A lot of the big pharma companies have their own CAR-T programs internally.

But I think back to that time – I was a student back then, in biotechnology, so studying – and I remember looking at the venture funding rounds in 2013 and thinking “my god” it is crazy that biotech companies at series A can go out and raise a hundred million, two hundred million at the time. So you look at Third Rock’s investment into Juno as an example, right ? The series A was already a huge investment. Same thing with Kite, as well.

The reason why, I think, is because these were the first like,
genuinely disease modifying and potentially curative therapies in oncology at the time.

And admittedly they were for liquid tumors so they weren’t for solid tumors. These were all for blood cancers.

But the clinical results that people were getting with CAR-Ts was just so good that you couldn’t ignore it. I mean, at the same time, there were some significant safety problems that they were having.

But, you know, one clinical trial a phase two would come out where the entire cohort is cured and then the other one would come out where there would be safety issues. But what people could see is fundamentally that there was a real growth in this space, number one, but the growth was linked to efficacy, and the promise of a genuinely powerful silver bullet for oncology.

Now if we fast forward to the ten years from now, CAR-Ts – whilst they’ve been very powerful, whilst they’ve given some great clinical results. It hasn’t been the same level of democratized oncology treatment promise that we started which has actually happened. We’re still kind of stuck at a gating point for these advanced CAR-Ts and other cellular therapeutics.

We’re getting them to solid tumors. Let’s be honest here. And as a result we’ve had to look other modalities for advanced therapeutics in detail, and try edge our bets a little bit, particularly for the big pharma companies which did not jump on that wave of CAR-T investments. So as I mentioned before, I worked for Bayer. Bayer did not have a CAR-T.

By 2015, when everyone else had one, and acquired them and everything, we didn’t have any advanced therapeutics at the time really apart from the companies we were investing in at Leaps. So Casebia and CRISPR, and then BlueRock and stem cell therapeutics because they were Bayer’s bets to match the fact that Celgene and Novartis, and everyone else had bought up all of these other advanced modality companies.


So I think to some extent there was an opportunistic nature of saying
midway through the 2010s: “what other advanced modalities can we move towards,
so that we can jump in this wave?”

Because clearly there’s a lot of growth, clearly there’s a lot of interest, but actually the promise isn’t there yet.The gold hasn’t been mined. We’ve just found some of the gold at the top of the surface and in the river. This is kind of the way to look at it.

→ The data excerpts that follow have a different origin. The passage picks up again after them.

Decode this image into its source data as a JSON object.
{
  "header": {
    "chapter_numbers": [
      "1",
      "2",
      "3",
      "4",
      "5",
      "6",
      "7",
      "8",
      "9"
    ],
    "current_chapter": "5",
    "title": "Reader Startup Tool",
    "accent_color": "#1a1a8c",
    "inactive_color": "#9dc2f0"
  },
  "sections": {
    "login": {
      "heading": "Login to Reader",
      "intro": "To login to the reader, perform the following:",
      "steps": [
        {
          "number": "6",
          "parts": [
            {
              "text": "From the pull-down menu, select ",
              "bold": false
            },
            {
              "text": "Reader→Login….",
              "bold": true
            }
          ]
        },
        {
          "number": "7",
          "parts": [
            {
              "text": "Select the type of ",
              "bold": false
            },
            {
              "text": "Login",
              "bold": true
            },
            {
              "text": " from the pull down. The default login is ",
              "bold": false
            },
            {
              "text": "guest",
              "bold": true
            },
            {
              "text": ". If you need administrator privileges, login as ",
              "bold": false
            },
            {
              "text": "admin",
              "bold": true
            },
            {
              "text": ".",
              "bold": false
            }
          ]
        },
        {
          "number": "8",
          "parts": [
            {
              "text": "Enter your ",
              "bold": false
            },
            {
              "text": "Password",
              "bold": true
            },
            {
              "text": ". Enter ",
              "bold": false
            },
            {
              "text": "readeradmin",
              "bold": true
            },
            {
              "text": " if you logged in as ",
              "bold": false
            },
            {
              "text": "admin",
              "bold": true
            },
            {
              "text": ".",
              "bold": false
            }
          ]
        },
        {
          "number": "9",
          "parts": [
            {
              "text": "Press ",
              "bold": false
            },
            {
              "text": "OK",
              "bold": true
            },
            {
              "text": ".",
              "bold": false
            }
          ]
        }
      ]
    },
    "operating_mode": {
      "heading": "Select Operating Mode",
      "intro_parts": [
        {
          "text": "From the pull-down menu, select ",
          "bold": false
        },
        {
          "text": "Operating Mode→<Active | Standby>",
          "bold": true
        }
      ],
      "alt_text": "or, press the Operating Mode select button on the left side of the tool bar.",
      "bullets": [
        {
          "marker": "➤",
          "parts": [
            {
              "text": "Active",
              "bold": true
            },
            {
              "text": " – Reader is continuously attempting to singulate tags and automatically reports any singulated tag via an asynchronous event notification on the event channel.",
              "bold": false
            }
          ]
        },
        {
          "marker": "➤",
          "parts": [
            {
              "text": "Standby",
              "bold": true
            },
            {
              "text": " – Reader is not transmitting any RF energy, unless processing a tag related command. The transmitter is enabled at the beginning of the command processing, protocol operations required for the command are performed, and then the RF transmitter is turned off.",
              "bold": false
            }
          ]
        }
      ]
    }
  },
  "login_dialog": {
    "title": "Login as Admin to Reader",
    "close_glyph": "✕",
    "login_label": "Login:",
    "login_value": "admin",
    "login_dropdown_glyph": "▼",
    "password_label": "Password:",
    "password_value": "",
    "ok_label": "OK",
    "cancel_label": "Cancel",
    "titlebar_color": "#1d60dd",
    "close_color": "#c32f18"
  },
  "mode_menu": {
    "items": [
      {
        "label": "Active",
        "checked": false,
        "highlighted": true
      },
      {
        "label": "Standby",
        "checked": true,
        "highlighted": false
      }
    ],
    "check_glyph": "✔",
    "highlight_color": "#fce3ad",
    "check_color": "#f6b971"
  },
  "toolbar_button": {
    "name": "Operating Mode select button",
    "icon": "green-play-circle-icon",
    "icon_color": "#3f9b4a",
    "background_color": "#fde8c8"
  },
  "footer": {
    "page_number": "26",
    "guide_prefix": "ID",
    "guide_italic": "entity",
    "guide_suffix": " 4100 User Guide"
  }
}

And as a result, I think now, four years after BlueRock was invested and exited again
to Bayer and all the rest of it, people are starting to say:
“You know what ? Cell therapies – we can start to go even further and think about IPSCs, in particular now, as opposed to just cell therapy as a genre”.

And people have started to double down on it again. And as you said there’s 240% increase. It’s a very large increase but given it’s biotech, it’s not that crazy compared to other industries. If this had happened in something like enterprise software or consumer, it would really be crazy. But in biotech, everyone knows it’s highly capital intensive anyway. I think this is more of an acceptance of the industry that cell therapy is now here to stay and that the promise and the hope of saying that by 2030, 10 years from now, cell therapy will really be ubiquitous for treatment for a lot of these advanced diseases and not just in oncology. Also in the areas that we, as iPSC people care about. The areas that we’re looking at, so Parkinson’s and heart disease, two massive chronic diseases, whereby actually if we solve even a minor proportion of that, the impact we have is absolutely huge. So I’d say a lot of it is based on promise. But the genes to start all of this and push it all forwards in 2019 and 2020, all started actually 10 years ago with that first wave of advanced biologics.